The terms “government regulation” and “increased corporate profit” at first glance seem to be a conflicting association. In 2003 federal mandates went into effect to reduce heavy duty truck diesel exhaust emissions, Particulate Matter 2.5 and NOx—emissions harmful to human health, and continued through 2010. Manufacturers spent hundreds of millions of dollars in research to develop technologies to comply with the mandates and passed the cost directly to the consumer. Although the technologies reduced emissions by as much as 96%, the transportation sector suffered a decade of often failed technologies that caused severe budget and maintenance headaches within their operations.

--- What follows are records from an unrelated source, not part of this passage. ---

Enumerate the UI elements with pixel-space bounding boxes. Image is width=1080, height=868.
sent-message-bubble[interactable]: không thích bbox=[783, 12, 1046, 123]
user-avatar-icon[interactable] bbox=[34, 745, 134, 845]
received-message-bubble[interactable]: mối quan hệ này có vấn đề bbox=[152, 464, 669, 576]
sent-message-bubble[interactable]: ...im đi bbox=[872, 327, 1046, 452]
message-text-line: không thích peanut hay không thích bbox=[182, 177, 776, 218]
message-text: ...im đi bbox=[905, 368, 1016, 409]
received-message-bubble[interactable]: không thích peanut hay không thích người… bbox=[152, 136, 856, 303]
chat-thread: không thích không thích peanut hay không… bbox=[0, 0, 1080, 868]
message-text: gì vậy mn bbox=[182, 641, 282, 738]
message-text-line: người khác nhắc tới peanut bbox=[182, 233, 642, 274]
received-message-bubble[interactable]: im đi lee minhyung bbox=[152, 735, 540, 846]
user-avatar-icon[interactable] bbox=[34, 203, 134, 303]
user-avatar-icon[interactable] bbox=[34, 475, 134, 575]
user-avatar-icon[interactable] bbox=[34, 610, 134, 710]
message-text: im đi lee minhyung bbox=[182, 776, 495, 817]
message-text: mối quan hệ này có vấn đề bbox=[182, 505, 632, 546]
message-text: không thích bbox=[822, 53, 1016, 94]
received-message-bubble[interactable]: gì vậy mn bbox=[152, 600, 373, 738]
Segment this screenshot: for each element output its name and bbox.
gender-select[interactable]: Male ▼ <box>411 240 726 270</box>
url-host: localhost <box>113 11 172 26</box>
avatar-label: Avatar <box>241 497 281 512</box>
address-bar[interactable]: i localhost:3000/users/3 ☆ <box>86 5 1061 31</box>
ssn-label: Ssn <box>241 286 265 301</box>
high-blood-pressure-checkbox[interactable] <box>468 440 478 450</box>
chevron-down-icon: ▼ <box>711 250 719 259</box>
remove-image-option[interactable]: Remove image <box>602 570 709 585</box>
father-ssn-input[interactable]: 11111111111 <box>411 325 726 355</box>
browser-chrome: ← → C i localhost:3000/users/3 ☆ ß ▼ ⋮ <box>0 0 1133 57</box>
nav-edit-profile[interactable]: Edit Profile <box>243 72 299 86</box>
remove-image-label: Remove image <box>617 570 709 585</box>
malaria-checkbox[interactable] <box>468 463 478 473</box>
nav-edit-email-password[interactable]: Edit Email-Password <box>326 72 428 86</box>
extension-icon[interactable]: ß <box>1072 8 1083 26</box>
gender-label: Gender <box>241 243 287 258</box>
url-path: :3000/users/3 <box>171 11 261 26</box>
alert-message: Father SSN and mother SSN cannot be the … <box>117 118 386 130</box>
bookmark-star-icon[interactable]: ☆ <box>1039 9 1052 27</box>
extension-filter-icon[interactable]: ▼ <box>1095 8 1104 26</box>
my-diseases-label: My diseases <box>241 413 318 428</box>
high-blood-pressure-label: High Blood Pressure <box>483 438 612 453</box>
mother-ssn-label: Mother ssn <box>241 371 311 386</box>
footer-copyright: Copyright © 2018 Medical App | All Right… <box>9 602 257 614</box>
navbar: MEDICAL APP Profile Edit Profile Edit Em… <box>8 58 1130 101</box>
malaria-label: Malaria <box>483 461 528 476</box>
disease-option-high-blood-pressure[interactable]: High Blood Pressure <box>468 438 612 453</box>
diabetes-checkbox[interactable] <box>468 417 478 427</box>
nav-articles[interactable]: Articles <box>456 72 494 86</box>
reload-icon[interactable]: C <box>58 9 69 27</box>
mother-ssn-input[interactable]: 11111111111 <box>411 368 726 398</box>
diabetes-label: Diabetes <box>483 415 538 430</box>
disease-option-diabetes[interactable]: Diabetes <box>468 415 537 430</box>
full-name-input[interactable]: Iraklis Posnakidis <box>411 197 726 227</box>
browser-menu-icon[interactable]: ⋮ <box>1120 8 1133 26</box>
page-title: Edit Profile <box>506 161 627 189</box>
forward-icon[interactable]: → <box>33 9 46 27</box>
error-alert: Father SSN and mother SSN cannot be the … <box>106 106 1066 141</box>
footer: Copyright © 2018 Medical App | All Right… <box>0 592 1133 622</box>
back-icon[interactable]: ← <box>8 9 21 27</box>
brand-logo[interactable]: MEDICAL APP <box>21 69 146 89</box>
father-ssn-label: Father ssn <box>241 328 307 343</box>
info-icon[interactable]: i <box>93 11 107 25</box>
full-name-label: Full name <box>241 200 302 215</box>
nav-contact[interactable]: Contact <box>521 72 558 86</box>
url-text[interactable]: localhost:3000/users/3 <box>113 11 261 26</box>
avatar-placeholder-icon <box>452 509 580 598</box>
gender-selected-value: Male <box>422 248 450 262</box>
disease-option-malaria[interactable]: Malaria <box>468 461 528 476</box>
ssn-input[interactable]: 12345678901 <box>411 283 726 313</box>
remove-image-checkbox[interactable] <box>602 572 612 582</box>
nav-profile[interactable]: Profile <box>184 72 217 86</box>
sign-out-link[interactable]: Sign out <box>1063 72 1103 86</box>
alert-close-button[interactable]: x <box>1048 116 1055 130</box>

A hefty increase in new equipment price, declining fuel economy and unexpected maintenance costs caused a cynicism of government regulations among transportation companies and private fleets nationwide. By 2010 with all of the technical hitches worked out, the technology has saved thousands of lives and billions of dollars in health care costs and lost work days. Emissions treatments on heavy duty trucks have been successful at reducing human health emissions to the point where heavy duty trucks can be classified as ‘clean air machines’ with exhaust air often times being cleaner than engine intake air. However, the technology presented no benefit to the fleet operator in terms of ROI.
Carbon Dioxide is the new villain in the climate change discussion and ‘going green’ is a global issue and the current cause celebre. In 2014, government mandates for reducing CO2 emissions went into effect. Unlike the costly emissions reductions mandates of the previous decade, the ROI on climate change emissions technology is substantial. Because CO2 emissions are a byproduct of fuel burn, the only path to reducing transportation CO2 emissions is to increase fuel economy. The gains that manufacturers are making in this arena are proving to be advantageous beyond expectation for fleets that adapt these technologies.
Fuel economy in heavy duty trucks is improving at a rate of approximately 2.5% annually under the Phase 1 mandates and the Phase 2 proposed mandates will continue this momentum through 2022.
To take advantage of efficiency gains, primary users are turning to a fleet leasing model and instituting a primary lifecycle between 36-42 months, which is the most cost efficient lifecycle for operations traveling an average of 85,000 miles per year or greater. Data supports this new paradigm that results in millions of dollars of fuel and maintenance savings and a reduction of millions of metric tons of CO2 annually.
The industry that keeps America cranking is realizing hefty returns by rethinking business models and replacing old habits with those encouraging environmental sustainability. Early adopters are experiencing even greater intangible effects to their common sense changes from a society grateful for their concern.